Monday, November 30, 2009
Banks Gone Shopping Find Pickings Are Slim
By MATTHIAS RIEKER
People's United Financial Inc. wanted to buy failed banks on the cheap. Instead, it struck a deal to buy a healthy equipment-leasing company.
Last Monday's change of plans by the Bridgeport, Conn., bank-holding company underscores a problem with the growing pile of terminally ill U.S. banks being wrestled with by the Federal Deposit Insurance Corp.
Some are in such bad shape that potential buyers won't touch them at any price, even if the government agrees to eat losses on the failed bank's bad loans.
In addition to their depleted capital, many seized banks operate in areas with sluggish growth prospects, are puny and are loaded with expensive deposits gathered through brokers that are likely to leave when the acquiring bank reins in interest rates, some bankers complain.
Philip Sherringham, chief executive of People's United, said it is getting harder to find the dream deal that bank officials hoped to hatch from a wrecked bank.
The supply of ideal targets—sensible deposit-gatherers that fatally "overextended" their loan portfolio—is slim and the competition fierce, he said.
The company's roots go back to 1842. Its biggest deal was the 2008 purchase of Chittenden Corp., including six banks owned by the Burlington, Vt., company. The financial crisis has given People's United an appetite for dying banks that nevertheless might have some valuable pieces.
But of the 124 banks to fail so far this year, many of those put up for sale by regulators as part of the seizure process "are of very poor quality," said Norm Skalicky, chief executive of Stearns Financial Services Inc. "It's not as if you can walk in and you are in business."
The St. Cloud, Minn., bank has bought five failed banks since the financial crisis erupted, including two in Florida and one in Atlanta, where soured real-estate loans are piling up and deposits are expensive.
Fifth Third Bancorp CEO Kevin Kabat complained at an investor conference recently that the "relative quality…of available FDIC transactions have really not been very attractive from our perspective."
The Cincinnati bank bought failed Freedom Bank of Brandenton, Fla., in October 2008 and is looking mostly for FDIC-arranged deals in geographic areas where Fifth Third already has branches.

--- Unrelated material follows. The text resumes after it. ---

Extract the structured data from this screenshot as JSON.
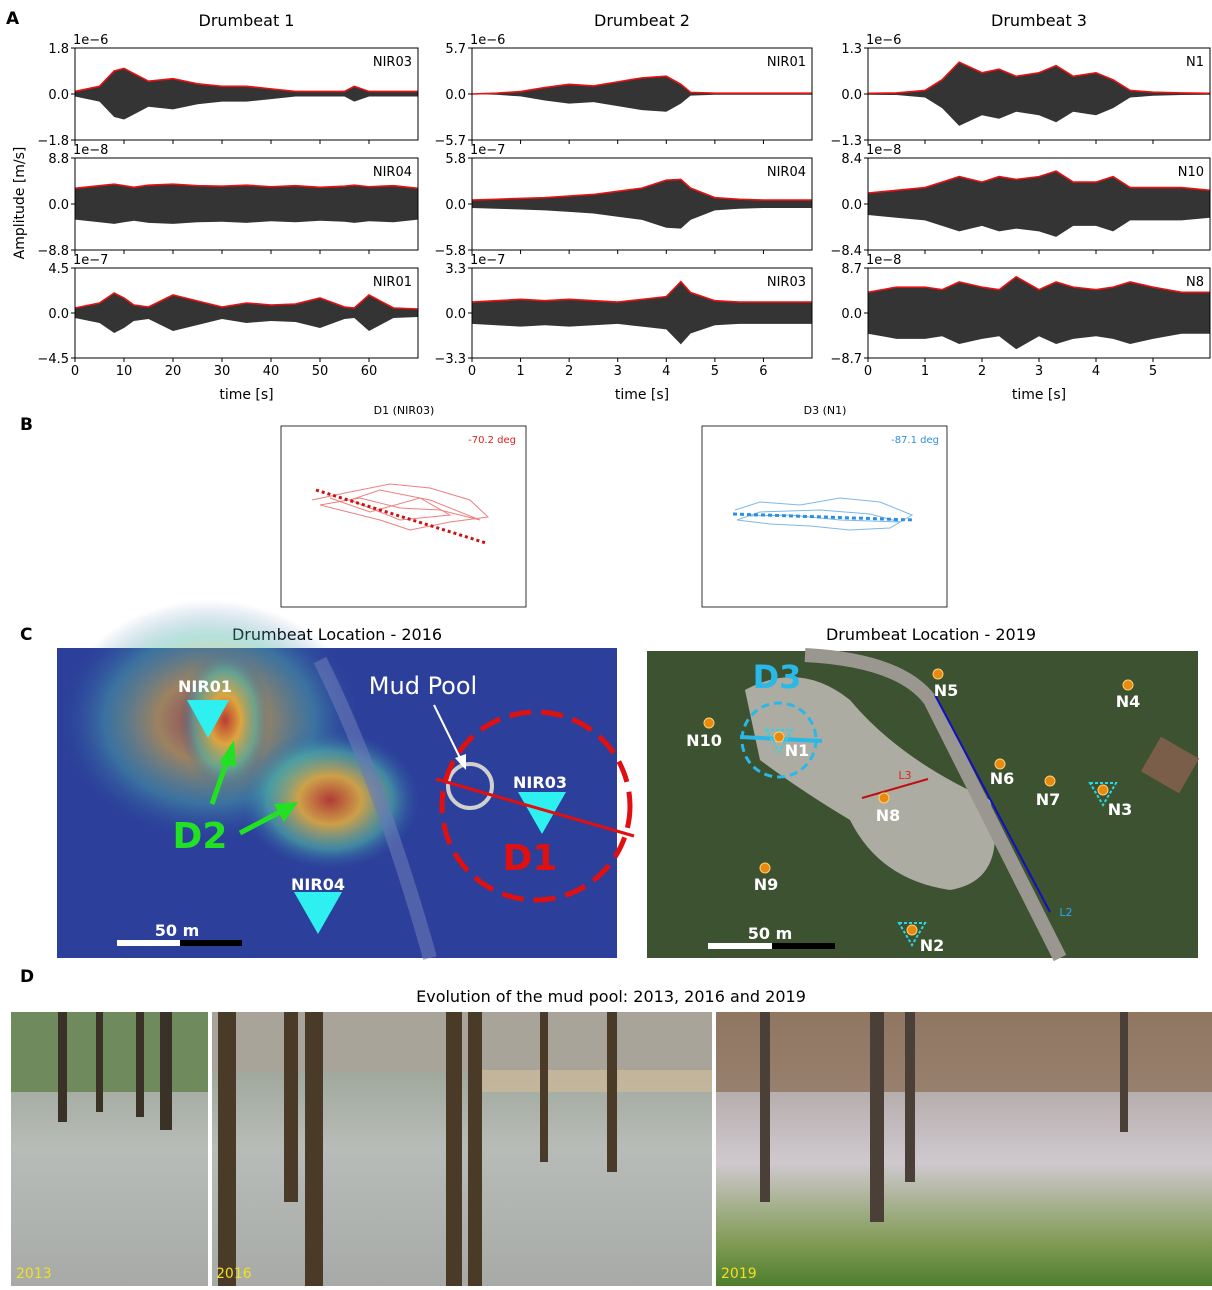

Sluggish interest in doomed banks could push the FDIC's losses higher at a time when the agency's fund to shield depositors is in negative territory for just the second time in its history.
Kevin L. Petrasic, a lawyer at Paul, Hastings, Janofsky & Walker LLP, said FDIC officials might be forced to bundle some small banks together in order to lure potential buyers.
An FDIC spokesman said the agency isn't having trouble lining up buyers.
About 95% of banks seized by regulators have been sold. While some attract few bids, the FDIC has "had tremendous success in finding buyers," the spokesman said.
Two of the nine banks that failed this month were sold without loss-sharing agreements.
People's United has been hunting the U.S. for attractive acquisition targets. The bank has relatively few problems compared with the overall banking industry and $2.6 billion in capital to spend.
Last month, regulators notified People's United that its bid for FBOP Corp., the battered Illinois owner of nine banks, wasn't chosen by the government, according to people familiar with the matter.
U.S. Bancorp bought the banks and reopened the branches as part of the Minneapolis-based regional bank.